Es war die bisher wohl spektakulärste Verleihung des Deutschen Buchpreises: 2022 geht die Auszeichnung an Kim de l'Horizon für den Roman "Blutbuch". Das gab die Jury am Montagabend in Frankfurt am Main bekannt. Kim de l'Horizon wurde in der Schweiz geboren und sieht sich als nicht-binäre Person, also weder als Mann noch als Frau.

Während der Dankesrede rasierte sich Kim de l'Horizon den Kopf - als Zeichen der Solidarität mit den Frauen, die im Iran gegen das Mullah-Regime protestieren. Außerdem sang Kim de l'Horizon in der Dankesrede: "There is something inside you, it's hard to explain." (Da ist etwas in dir, es ist schwer zu erklären.)

Die Auszeichnung für den besten deutschsprachigen Roman des Jahres ist mit 25 000 Euro dotiert. Die Preisverleihung im Rathaus Römer am Tag vor der Eröffnung der Frankfurter Buchmesse wurde per Livestream übertragen.

Die Jury erklärte zu dem nun gekürten Buch: "Mit einer enormen kreativen Energie sucht die non-binäre Erzählfigur in Kim de l'Horizons Roman 'Blutbuch' nach einer eigenen Sprache. Welche Narrative gibt es für einen Körper, der sich den herkömmlichen Vorstellungen von Geschlecht entzieht?" Die Romanform sei dabei in steter Bewegung. "Jeder Sprachversuch, von der plastischen Szene bis zum essayartigen Memoir, entfaltet eine Dringlichkeit und literarische Innovationskraft, von der sich die Jury provozieren und begeistern ließ." Das Buch ist im Verlag DuMont erschienen.

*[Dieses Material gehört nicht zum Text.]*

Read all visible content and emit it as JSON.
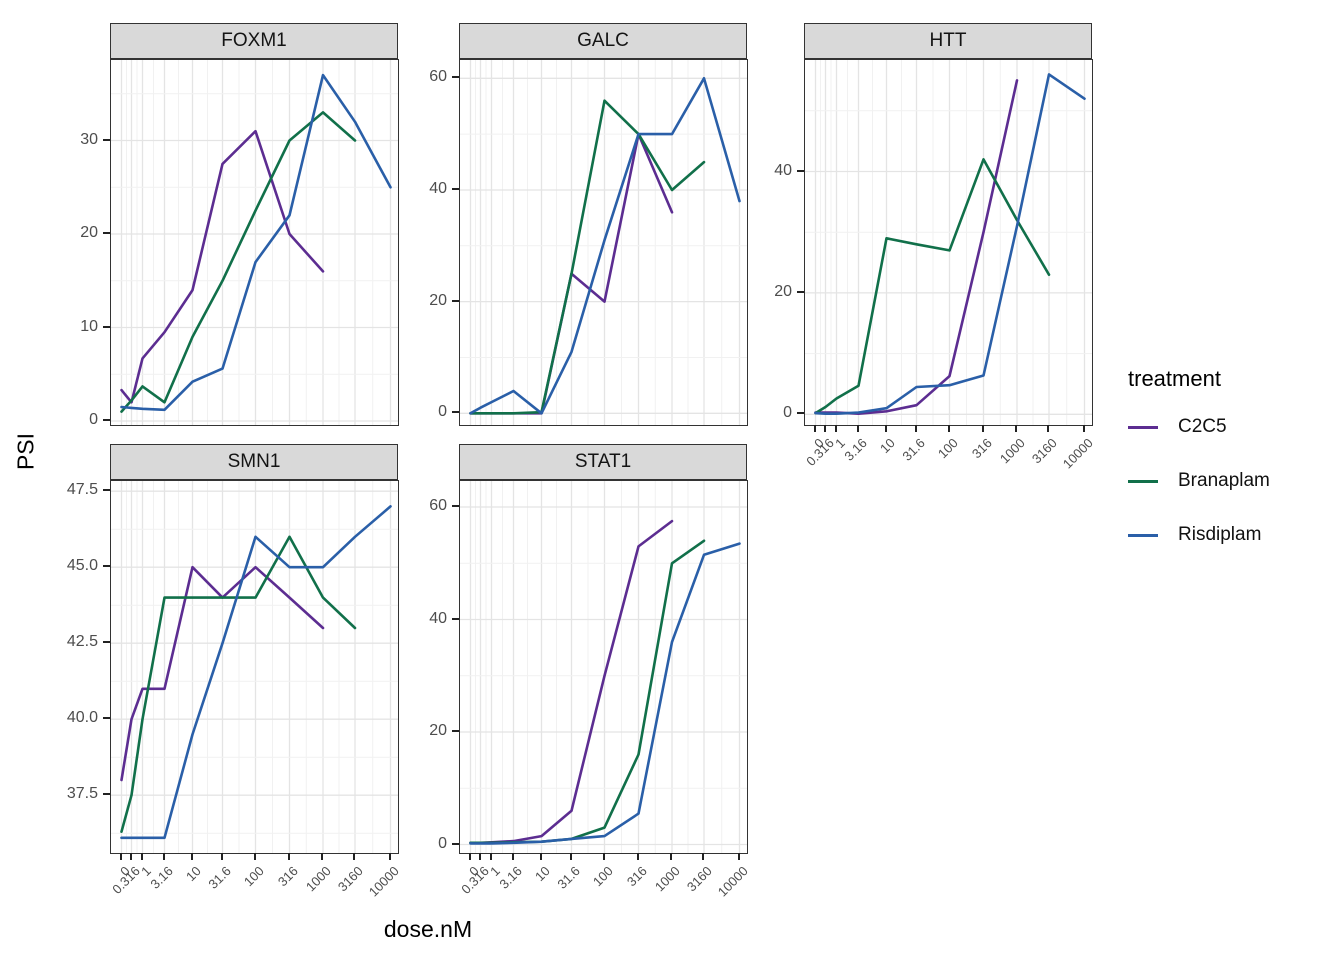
{
  "figure": {
    "y_axis_title": "PSI",
    "x_axis_title": "dose.nM",
    "doses": [
      0,
      0.316,
      1,
      3.16,
      10,
      31.6,
      100,
      316,
      1000,
      3160,
      10000
    ],
    "x_tick_labels": [
      "0",
      "0.316",
      "1",
      "3.16",
      "10",
      "31.6",
      "100",
      "316",
      "1000",
      "3160",
      "10000"
    ],
    "colors": {
      "C2C5": "#5c2d91",
      "Branaplam": "#11704a",
      "Risdiplam": "#2a5fa8"
    },
    "legend": {
      "title": "treatment",
      "items": [
        "C2C5",
        "Branaplam",
        "Risdiplam"
      ]
    }
  },
  "chart_data": [
    {
      "type": "line",
      "title": "FOXM1",
      "xlabel": "dose.nM",
      "ylabel": "PSI",
      "x_scale": "pseudo-log",
      "y_ticks": [
        0,
        10,
        20,
        30
      ],
      "y_tick_labels": [
        "0",
        "10",
        "20",
        "30"
      ],
      "ylim": [
        -1.5,
        38.6
      ],
      "series": [
        {
          "name": "C2C5",
          "doses": [
            0,
            0.316,
            1,
            3.16,
            10,
            31.6,
            100,
            316,
            1000
          ],
          "values": [
            3.3,
            2.0,
            6.7,
            9.5,
            14.0,
            27.5,
            31.0,
            20.0,
            16.0
          ]
        },
        {
          "name": "Branaplam",
          "doses": [
            0,
            0.316,
            1,
            3.16,
            10,
            31.6,
            100,
            316,
            1000,
            3160
          ],
          "values": [
            1.0,
            2.2,
            3.7,
            2.0,
            9.0,
            15.0,
            22.5,
            30.0,
            33.0,
            30.0
          ]
        },
        {
          "name": "Risdiplam",
          "doses": [
            0,
            0.316,
            1,
            3.16,
            10,
            31.6,
            100,
            316,
            1000,
            3160,
            10000
          ],
          "values": [
            1.5,
            1.4,
            1.3,
            1.2,
            4.2,
            5.6,
            17.0,
            22.0,
            37.0,
            32.0,
            25.0
          ]
        }
      ]
    },
    {
      "type": "line",
      "title": "GALC",
      "xlabel": "dose.nM",
      "ylabel": "PSI",
      "x_scale": "pseudo-log",
      "y_ticks": [
        0,
        20,
        40,
        60
      ],
      "y_tick_labels": [
        "0",
        "20",
        "40",
        "60"
      ],
      "ylim": [
        -2,
        63
      ],
      "series": [
        {
          "name": "C2C5",
          "doses": [
            0,
            0.316,
            1,
            3.16,
            10,
            31.6,
            100,
            316,
            1000
          ],
          "values": [
            0,
            0,
            0,
            0,
            0,
            25,
            20,
            50,
            36
          ]
        },
        {
          "name": "Branaplam",
          "doses": [
            0,
            0.316,
            1,
            3.16,
            10,
            31.6,
            100,
            316,
            1000,
            3160
          ],
          "values": [
            0,
            0,
            0,
            0,
            0.2,
            25,
            56,
            50,
            40,
            45
          ]
        },
        {
          "name": "Risdiplam",
          "doses": [
            0,
            0.316,
            1,
            3.16,
            10,
            31.6,
            100,
            316,
            1000,
            3160,
            10000
          ],
          "values": [
            0,
            1,
            2,
            4,
            0,
            11,
            31,
            50,
            50,
            60,
            38
          ]
        }
      ]
    },
    {
      "type": "line",
      "title": "HTT",
      "xlabel": "dose.nM",
      "ylabel": "PSI",
      "x_scale": "pseudo-log",
      "y_ticks": [
        0,
        20,
        40
      ],
      "y_tick_labels": [
        "0",
        "20",
        "40"
      ],
      "ylim": [
        -2,
        58
      ],
      "series": [
        {
          "name": "C2C5",
          "doses": [
            0,
            0.316,
            1,
            3.16,
            10,
            31.6,
            100,
            316,
            1000
          ],
          "values": [
            0.3,
            0.3,
            0.3,
            0.1,
            0.5,
            1.5,
            6.3,
            30.0,
            55.0
          ]
        },
        {
          "name": "Branaplam",
          "doses": [
            0,
            0.316,
            1,
            3.16,
            10,
            31.6,
            100,
            316,
            1000,
            3160
          ],
          "values": [
            0.2,
            1.2,
            2.6,
            4.7,
            29.0,
            28.0,
            27.0,
            42.0,
            32.0,
            23.0
          ]
        },
        {
          "name": "Risdiplam",
          "doses": [
            0,
            0.316,
            1,
            3.16,
            10,
            31.6,
            100,
            316,
            1000,
            3160,
            10000
          ],
          "values": [
            0.2,
            0.1,
            0.1,
            0.3,
            1.0,
            4.5,
            4.8,
            6.4,
            31.0,
            56.0,
            52.0
          ]
        }
      ]
    },
    {
      "type": "line",
      "title": "SMN1",
      "xlabel": "dose.nM",
      "ylabel": "PSI",
      "x_scale": "pseudo-log",
      "y_ticks": [
        37.5,
        40.0,
        42.5,
        45.0,
        47.5
      ],
      "y_tick_labels": [
        "37.5",
        "40.0",
        "42.5",
        "45.0",
        "47.5"
      ],
      "ylim": [
        35.6,
        47.9
      ],
      "series": [
        {
          "name": "C2C5",
          "doses": [
            0,
            0.316,
            1,
            3.16,
            10,
            31.6,
            100,
            316,
            1000
          ],
          "values": [
            38.0,
            40.0,
            41.0,
            41.0,
            45.0,
            44.0,
            45.0,
            44.0,
            43.0
          ]
        },
        {
          "name": "Branaplam",
          "doses": [
            0,
            0.316,
            1,
            3.16,
            10,
            31.6,
            100,
            316,
            1000,
            3160
          ],
          "values": [
            36.3,
            37.5,
            40.0,
            44.0,
            44.0,
            44.0,
            44.0,
            46.0,
            44.0,
            43.0
          ]
        },
        {
          "name": "Risdiplam",
          "doses": [
            0,
            0.316,
            1,
            3.16,
            10,
            31.6,
            100,
            316,
            1000,
            3160,
            10000
          ],
          "values": [
            36.1,
            36.1,
            36.1,
            36.1,
            39.5,
            42.5,
            46.0,
            45.0,
            45.0,
            46.0,
            47.0
          ]
        }
      ]
    },
    {
      "type": "line",
      "title": "STAT1",
      "xlabel": "dose.nM",
      "ylabel": "PSI",
      "x_scale": "pseudo-log",
      "y_ticks": [
        0,
        20,
        40,
        60
      ],
      "y_tick_labels": [
        "0",
        "20",
        "40",
        "60"
      ],
      "ylim": [
        -2,
        64
      ],
      "series": [
        {
          "name": "C2C5",
          "doses": [
            0,
            0.316,
            1,
            3.16,
            10,
            31.6,
            100,
            316,
            1000
          ],
          "values": [
            0.3,
            0.3,
            0.4,
            0.6,
            1.5,
            6.0,
            30.0,
            53.0,
            57.5
          ]
        },
        {
          "name": "Branaplam",
          "doses": [
            0,
            0.316,
            1,
            3.16,
            10,
            31.6,
            100,
            316,
            1000,
            3160
          ],
          "values": [
            0.3,
            0.3,
            0.3,
            0.4,
            0.5,
            1.0,
            3.0,
            16.0,
            50.0,
            54.0
          ]
        },
        {
          "name": "Risdiplam",
          "doses": [
            0,
            0.316,
            1,
            3.16,
            10,
            31.6,
            100,
            316,
            1000,
            3160,
            10000
          ],
          "values": [
            0.2,
            0.2,
            0.2,
            0.3,
            0.5,
            1.0,
            1.5,
            5.5,
            36.0,
            51.5,
            53.5
          ]
        }
      ]
    }
  ]
}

Kim de l'Horizon sagte in der Dankesrede: "Dieser Preis ist nicht nur für mich. Ich denke, die Jury hat diesen Text auch ausgewählt, um ein Zeichen zu setzen gegen den Hass, für die Liebe, für den Kampf aller Menschen, die wegen ihres Körpers unterdrückt werden." Auf offener Bühne rasierte sich Kim de l'Horizon das Kopfhaar ab. Der Preis gelte auch den Frauen in Iran, "zu denen wir alle schauen, bewundernd für diesen Mut, diese Kraft", sagte Kim de l'Horizon unter stehendem Applaus im Kaisersaal des Frankfurter Römer und fügte hinzu: "Es zeigt uns, wie dumm unser Weltbild war, dass wir dachten: Weiblichkeit ist nur im Westen emanzipiert."

Nominiert waren außerdem Fatma Aydemir ("Dschinns"), Kristine Bilkau ("Nebenan"), Daniela Dröscher ("Lügen über meine Mutter"), Jan Faktor ("Trottel") und Eckhart Nickel ("Spitzweg").

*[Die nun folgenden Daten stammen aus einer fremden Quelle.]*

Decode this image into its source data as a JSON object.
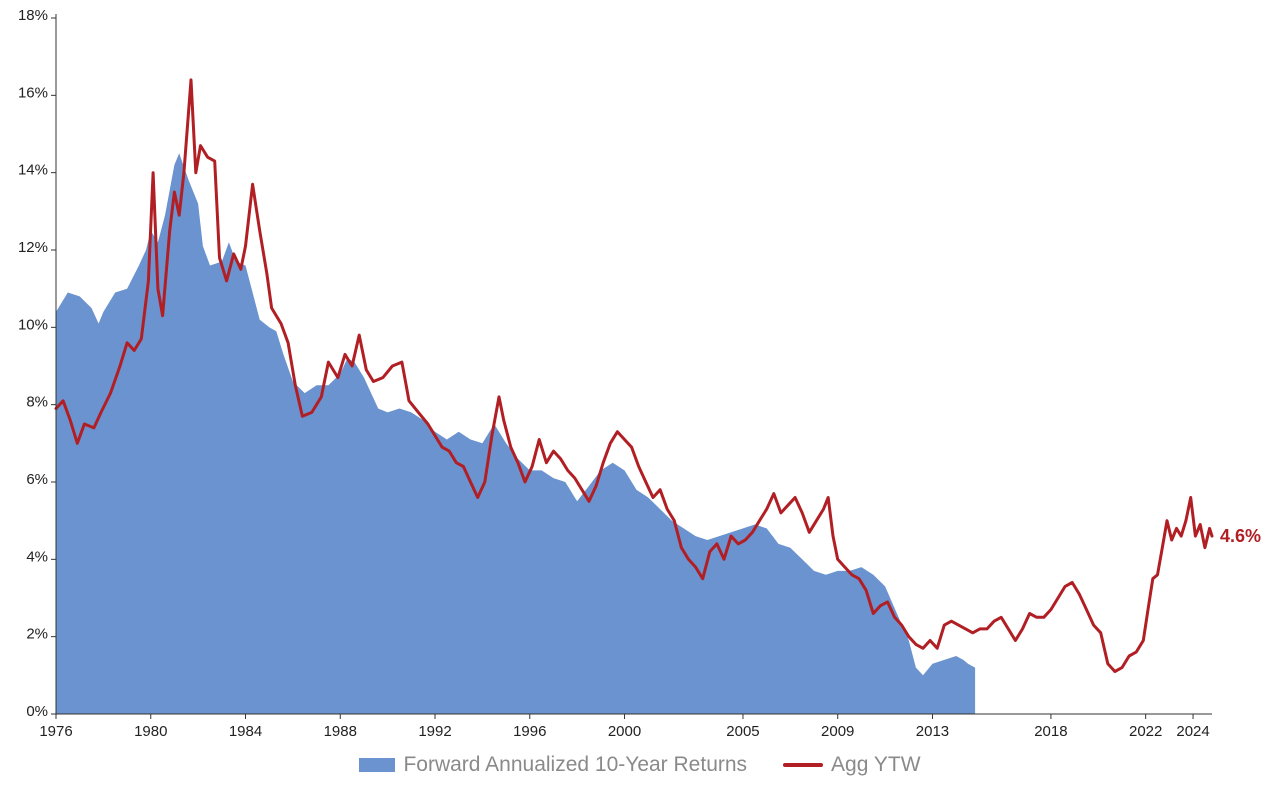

Im vergangenen Jahr erhielt Antje Rávik Strubel den Deutschen Buchpreis für ihren Roman "Blaue Frau". Der Deutsche Buchpreis ist mit 25 000 Euro für die Gewinnerin oder den Gewinner dotiert. Die übrigen Finalisten erhalten jeweils 2500 Euro. Der Preisträger wird zu Beginn der Frankfurter Buchmesse bekanntgegeben.